Diese Reise begann vor etwa 15 Jahren am Theaterinstitut in Warschau – einer Einrichtung, die sich nicht nur auf das Theater selbst, sondern auf die Schnittstelle zwischen Theater und Forschung konzentriert. Dieser experimentelle Ausgangspunkt legte den Grundstein für meine Vision, Chöre und Frauenstimmen wieder auf die Bühne zu bringen, insbesondere in Polen, wo Frauen immer noch für ihre vollen Rechte kämpfen. Die Erforschung des Chors und der Frauenstimmen ergab sich aus dem historischen Kontext des Theaters, welches überwiegend von Männern geprägt war. In der antiken Geschichte des Theaters wurden Frauen und Sklaven marginalisiert oder ausgeschlossen. Von Anfang an war mir klar, dass ich den Frauen den Vorrang geben wollte und eine neue Form des Chortheaters anstrebte.

Und wie hast du diese Idee umgesetzt?

Es war eine gemeinsame Reise, bei der es darum ging, die Grundlagen neu zu entdecken – Texte, Sprache, Räume, Stimmen. Wir mussten eine Sprache finden, die roh und rein ist, eine Sprache, die tief mit unseren kollektiven Erfahrungen in Resonanz steht und es uns ermöglicht, eine eingehende Verbindung zu unserem Publikum herzustellen.

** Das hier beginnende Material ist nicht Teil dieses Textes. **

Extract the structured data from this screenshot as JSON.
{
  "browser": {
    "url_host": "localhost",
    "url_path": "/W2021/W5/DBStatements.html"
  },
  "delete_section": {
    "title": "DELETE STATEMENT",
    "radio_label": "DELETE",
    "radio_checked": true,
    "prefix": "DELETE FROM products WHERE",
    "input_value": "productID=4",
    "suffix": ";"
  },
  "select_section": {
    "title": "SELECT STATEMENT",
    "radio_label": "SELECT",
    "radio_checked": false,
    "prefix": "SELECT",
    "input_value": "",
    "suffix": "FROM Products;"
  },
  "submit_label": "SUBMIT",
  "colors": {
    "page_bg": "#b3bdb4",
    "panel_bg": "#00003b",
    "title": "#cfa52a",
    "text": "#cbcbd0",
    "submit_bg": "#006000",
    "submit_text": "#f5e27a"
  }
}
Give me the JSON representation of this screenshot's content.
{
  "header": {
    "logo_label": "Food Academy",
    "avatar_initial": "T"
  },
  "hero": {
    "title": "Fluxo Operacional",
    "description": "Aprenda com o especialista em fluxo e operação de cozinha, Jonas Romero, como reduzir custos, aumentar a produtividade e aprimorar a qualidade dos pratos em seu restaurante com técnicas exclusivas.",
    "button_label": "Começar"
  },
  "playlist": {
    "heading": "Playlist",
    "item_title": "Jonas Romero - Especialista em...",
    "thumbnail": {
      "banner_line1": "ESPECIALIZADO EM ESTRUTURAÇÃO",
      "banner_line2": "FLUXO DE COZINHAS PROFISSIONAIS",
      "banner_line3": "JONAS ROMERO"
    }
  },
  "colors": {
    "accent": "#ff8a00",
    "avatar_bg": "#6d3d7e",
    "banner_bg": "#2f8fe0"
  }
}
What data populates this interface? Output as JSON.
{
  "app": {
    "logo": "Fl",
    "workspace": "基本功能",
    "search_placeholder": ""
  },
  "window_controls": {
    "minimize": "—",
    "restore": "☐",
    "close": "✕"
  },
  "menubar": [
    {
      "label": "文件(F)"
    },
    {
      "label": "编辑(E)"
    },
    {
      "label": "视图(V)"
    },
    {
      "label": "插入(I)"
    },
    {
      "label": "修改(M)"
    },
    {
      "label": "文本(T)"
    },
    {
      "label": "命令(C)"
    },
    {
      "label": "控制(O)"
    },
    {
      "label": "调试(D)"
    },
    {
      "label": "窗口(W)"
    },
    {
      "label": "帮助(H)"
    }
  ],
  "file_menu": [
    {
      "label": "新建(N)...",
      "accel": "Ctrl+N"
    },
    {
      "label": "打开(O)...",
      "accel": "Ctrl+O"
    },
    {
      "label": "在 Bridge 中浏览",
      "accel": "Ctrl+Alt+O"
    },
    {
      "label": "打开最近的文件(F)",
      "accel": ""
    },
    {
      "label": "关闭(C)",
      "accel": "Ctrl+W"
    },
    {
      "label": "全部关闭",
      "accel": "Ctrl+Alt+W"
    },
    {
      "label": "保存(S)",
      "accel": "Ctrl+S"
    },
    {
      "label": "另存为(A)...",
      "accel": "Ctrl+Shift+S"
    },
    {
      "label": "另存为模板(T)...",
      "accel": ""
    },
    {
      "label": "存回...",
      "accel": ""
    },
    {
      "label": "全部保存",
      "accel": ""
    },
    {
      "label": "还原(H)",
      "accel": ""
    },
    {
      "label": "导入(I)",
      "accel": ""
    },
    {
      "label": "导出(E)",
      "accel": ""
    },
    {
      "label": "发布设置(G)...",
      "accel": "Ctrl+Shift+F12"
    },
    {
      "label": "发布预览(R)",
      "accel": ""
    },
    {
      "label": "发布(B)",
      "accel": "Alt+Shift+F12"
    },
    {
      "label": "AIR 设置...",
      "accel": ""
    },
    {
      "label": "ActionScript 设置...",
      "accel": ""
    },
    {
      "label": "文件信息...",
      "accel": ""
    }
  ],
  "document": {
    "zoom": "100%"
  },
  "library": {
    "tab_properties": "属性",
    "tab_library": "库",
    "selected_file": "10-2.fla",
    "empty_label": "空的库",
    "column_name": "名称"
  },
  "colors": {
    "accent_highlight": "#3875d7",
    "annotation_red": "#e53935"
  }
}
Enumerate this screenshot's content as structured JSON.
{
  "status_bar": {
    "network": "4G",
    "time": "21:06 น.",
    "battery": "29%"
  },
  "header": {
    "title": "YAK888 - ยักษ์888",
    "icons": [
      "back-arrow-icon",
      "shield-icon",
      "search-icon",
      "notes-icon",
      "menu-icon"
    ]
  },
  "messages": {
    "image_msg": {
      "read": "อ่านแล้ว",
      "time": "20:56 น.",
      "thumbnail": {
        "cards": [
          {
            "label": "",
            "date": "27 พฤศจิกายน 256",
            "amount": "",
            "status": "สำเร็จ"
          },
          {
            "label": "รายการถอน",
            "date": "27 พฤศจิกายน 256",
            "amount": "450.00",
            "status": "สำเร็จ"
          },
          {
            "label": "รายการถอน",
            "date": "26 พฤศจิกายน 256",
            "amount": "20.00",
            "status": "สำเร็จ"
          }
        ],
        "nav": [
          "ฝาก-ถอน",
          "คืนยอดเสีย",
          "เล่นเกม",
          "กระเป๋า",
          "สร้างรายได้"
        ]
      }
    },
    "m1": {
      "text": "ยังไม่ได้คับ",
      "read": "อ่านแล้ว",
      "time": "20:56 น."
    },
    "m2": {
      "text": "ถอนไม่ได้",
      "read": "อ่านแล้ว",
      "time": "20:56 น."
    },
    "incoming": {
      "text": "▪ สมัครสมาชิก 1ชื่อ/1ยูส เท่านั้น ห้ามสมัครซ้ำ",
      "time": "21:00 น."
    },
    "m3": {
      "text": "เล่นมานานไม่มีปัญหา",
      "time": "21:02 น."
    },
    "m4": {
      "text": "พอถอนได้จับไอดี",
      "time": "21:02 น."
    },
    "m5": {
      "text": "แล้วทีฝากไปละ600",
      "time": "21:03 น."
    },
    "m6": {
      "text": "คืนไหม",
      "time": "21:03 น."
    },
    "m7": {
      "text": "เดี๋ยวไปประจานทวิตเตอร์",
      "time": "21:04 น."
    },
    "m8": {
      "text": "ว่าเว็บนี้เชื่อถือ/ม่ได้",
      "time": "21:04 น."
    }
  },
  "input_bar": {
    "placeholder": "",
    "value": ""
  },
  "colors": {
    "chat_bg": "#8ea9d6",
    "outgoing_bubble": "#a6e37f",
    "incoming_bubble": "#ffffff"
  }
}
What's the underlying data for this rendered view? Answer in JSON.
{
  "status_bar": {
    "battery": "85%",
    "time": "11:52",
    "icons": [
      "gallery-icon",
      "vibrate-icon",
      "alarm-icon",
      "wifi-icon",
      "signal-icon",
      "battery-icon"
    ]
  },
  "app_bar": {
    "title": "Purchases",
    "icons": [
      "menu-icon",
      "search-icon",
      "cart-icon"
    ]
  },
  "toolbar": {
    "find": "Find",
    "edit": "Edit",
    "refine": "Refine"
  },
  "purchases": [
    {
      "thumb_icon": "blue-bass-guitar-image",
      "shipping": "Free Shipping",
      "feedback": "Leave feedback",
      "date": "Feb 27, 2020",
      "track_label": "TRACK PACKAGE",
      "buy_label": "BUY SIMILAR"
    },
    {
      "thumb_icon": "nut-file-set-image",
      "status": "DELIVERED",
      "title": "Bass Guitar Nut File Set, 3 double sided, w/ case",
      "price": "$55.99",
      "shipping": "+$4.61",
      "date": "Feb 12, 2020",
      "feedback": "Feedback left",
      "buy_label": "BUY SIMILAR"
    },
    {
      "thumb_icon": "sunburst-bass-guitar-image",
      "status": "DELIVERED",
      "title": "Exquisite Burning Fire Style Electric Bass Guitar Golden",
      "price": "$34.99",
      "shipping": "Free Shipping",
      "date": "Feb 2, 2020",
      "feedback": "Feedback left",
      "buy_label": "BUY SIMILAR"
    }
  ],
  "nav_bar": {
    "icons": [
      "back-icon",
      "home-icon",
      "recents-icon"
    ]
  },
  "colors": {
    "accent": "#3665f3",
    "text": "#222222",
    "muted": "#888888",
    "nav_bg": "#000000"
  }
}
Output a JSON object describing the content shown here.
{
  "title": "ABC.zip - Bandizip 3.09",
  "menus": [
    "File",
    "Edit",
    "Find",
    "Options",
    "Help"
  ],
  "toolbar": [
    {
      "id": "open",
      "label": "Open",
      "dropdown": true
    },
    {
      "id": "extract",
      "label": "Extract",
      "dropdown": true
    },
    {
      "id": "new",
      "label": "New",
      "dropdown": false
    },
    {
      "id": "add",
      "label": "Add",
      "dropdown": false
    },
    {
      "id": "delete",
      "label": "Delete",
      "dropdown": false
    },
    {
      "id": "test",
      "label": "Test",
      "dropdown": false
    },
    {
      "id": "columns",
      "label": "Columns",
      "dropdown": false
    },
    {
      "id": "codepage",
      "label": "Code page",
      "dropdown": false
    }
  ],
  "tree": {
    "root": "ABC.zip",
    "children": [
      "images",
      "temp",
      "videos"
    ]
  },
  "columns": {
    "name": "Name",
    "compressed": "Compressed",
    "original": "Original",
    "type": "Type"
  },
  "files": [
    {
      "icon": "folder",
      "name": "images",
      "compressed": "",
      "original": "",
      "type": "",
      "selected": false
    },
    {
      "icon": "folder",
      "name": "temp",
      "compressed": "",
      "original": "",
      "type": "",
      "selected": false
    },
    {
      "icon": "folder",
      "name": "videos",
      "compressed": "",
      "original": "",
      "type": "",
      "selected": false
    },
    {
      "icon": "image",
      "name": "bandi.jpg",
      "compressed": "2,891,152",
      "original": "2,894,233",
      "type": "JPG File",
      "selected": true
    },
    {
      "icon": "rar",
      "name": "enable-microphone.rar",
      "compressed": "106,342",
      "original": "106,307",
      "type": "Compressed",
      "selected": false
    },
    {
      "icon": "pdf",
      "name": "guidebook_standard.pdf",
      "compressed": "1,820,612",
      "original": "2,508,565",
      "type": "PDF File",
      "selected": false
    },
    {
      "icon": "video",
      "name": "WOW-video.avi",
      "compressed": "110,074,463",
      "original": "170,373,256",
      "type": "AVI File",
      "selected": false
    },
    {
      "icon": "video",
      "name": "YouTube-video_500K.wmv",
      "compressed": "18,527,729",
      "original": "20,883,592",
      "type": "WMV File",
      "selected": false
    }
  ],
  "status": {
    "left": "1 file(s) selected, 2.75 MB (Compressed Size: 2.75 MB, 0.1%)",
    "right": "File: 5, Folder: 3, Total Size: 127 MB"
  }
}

Dieser Prozess beinhaltete auch die Schaffung neuer Räume, Librettos und Trainingsmethoden, die es den Performer*innen ermöglichten, die komplexen Gegebenheiten der Realität zu verarbeiten. Ich musste neue Formen des Körper- und Stimmtrainings entwickeln, die den Frauen helfen, ihre eigene Kraft zu entdecken und auf der Bühne Präsenz zu zeigen. In unserer Art von Theater sind Form und Inhalt immer miteinander verbunden. Ich bin fest davon überzeugt, dass die kollektive Kraft des Chortheaters sich mit den harten Realitäten unserer Welt auseinandersetzen muss. Wenn wir uns monströsen Realitäten stellen wollen, brauchen wir einen starken Chor, der aus individuellen Stimmen besteht, die als Partner*innen und Protagonist*innen auftreten. Der Chor dient als Begegnungsort, aber auch als Plattform für den generationen- und disziplinenübergreifenden Dialog.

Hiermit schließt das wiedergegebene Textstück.